ESG Commitment: Steady Progress and Recognitions

FLCT scored B- for its ESG Combined Score in FY24, with notable strengths:

  • Environmental: C+ | Social: B- | Governance: A- | ESG Controversies: A+
  • Maintained 5-Star GRESB rating for the eighth consecutive year and MSCI ESG ‘A’ rating in FY24.
  • Net zero emissions targeted by FY2050 across Scopes 1, 2, and 3.
  • 85% of owned and asset-managed properties to be green-certified by FY30; 89% already certified as of end-FY24.
  • Installed 915 sqm of solar panels at Alexandra Technopark (203 kW), with over 12MW installed across European, UK, and Australian properties.
  • Generated over 10 GWh of onsite solar energy (+19% YoY in FY24); renewables account for 12.8% of electricity usage.
  • Scopes 1 and 2 emissions down 4% YoY and 39% from FY19 baseline.
  • Recycling rate: 29.4% in FY24; 74% of borrowings are green or sustainable financing.
  • Net Promoter Score from tenant survey rose to 76 points (from 53); average 21 learning hours per employee.

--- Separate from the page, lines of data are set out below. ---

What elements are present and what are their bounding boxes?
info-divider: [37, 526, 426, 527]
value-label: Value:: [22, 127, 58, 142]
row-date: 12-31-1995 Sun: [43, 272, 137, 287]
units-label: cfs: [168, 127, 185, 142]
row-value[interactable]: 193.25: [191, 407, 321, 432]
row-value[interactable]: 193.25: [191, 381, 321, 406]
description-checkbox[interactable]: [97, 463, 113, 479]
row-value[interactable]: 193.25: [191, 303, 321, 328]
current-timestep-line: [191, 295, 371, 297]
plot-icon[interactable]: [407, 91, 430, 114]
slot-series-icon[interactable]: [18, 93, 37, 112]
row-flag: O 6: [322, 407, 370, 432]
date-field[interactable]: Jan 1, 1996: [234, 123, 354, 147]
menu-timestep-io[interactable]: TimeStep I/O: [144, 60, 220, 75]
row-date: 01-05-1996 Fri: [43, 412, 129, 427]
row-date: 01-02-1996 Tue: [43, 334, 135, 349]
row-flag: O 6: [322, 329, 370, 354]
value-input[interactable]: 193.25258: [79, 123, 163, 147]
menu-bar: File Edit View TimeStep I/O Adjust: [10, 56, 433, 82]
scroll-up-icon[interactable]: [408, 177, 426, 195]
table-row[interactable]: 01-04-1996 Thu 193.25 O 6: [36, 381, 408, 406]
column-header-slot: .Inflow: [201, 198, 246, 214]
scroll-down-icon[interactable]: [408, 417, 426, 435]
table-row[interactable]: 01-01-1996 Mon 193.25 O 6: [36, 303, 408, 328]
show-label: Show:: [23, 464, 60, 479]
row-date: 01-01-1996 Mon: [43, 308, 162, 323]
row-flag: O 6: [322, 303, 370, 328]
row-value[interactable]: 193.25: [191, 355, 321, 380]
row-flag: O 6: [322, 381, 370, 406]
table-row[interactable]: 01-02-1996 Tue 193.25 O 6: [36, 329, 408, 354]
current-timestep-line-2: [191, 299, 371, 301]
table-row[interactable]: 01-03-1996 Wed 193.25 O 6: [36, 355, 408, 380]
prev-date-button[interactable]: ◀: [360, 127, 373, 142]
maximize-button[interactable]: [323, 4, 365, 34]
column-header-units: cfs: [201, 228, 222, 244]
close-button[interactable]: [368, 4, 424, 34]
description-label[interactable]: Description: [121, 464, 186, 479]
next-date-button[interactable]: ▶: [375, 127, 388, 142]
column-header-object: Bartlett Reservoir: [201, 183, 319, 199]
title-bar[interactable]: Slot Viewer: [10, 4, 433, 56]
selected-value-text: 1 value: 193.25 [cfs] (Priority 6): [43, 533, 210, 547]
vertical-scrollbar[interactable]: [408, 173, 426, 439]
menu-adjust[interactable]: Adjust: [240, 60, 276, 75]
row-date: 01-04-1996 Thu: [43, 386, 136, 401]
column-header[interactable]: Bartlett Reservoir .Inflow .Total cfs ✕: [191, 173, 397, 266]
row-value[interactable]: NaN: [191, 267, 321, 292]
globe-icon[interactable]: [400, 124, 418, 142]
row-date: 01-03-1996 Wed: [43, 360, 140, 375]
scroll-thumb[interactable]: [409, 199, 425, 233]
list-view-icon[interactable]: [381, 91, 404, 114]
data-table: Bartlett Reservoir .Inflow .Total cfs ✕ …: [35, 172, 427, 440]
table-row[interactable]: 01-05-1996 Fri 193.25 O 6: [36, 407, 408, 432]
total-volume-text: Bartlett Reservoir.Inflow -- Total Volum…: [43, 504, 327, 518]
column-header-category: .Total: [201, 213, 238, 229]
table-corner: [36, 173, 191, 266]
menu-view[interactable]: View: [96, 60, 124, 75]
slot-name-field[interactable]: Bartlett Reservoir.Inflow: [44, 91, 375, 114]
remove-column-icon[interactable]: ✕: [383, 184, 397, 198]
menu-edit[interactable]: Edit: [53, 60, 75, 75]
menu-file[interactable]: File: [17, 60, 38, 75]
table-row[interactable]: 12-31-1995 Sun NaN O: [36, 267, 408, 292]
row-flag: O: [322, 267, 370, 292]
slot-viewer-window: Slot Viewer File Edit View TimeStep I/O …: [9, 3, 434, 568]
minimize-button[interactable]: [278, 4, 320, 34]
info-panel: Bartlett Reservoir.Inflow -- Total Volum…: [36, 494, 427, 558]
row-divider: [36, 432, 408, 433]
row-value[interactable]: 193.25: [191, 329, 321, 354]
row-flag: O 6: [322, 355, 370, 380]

FLCT’s ESG achievements have not yet been factored into its fundamental valuation, but ongoing progress may support future operational and financial improvements.

Strategic Outlook: Growth Catalysts and Risks

  • Stable distributable per unit (DPU) outlook with FY25-27F DPU estimates unchanged and DDM-based target price held at S\$1.11.
  • Projected FY26F dividend yield of 6.5% suggests much of the slower DPU growth is already priced in.
  • Key upside catalyst: Accretive acquisitions supported by low gearing and strong balance sheet.
  • Risks: Inability to secure accretive deals or a weak macroeconomic environment could pressure occupancy and rents.

Major Shareholders and Market Data

  • FPL: 22.5%
  • Rojana Industrial Park: 4.2%
  • TCC Group: 3.5%
  • Free float: 69.8%
  • Market cap: S\$3,318 million (US\$2,557 million)
  • Shares outstanding: 3,771 million
  • Current price: S\$0.88 | Target price: S\$1.11 | Upside: 26%

Conclusion: Robust Fundamentals and Growth Prospects

Frasers Logistics & Commercial Trust continues to demonstrate defensive earnings, strong rental reversions, and disciplined capital management, positioning itself for sustainable growth. With a healthy dividend yield, active ESG initiatives, and a pipeline for accretive acquisitions, FLCT remains a top pick for investors seeking resilient S-REIT exposure with a progressive sustainability profile.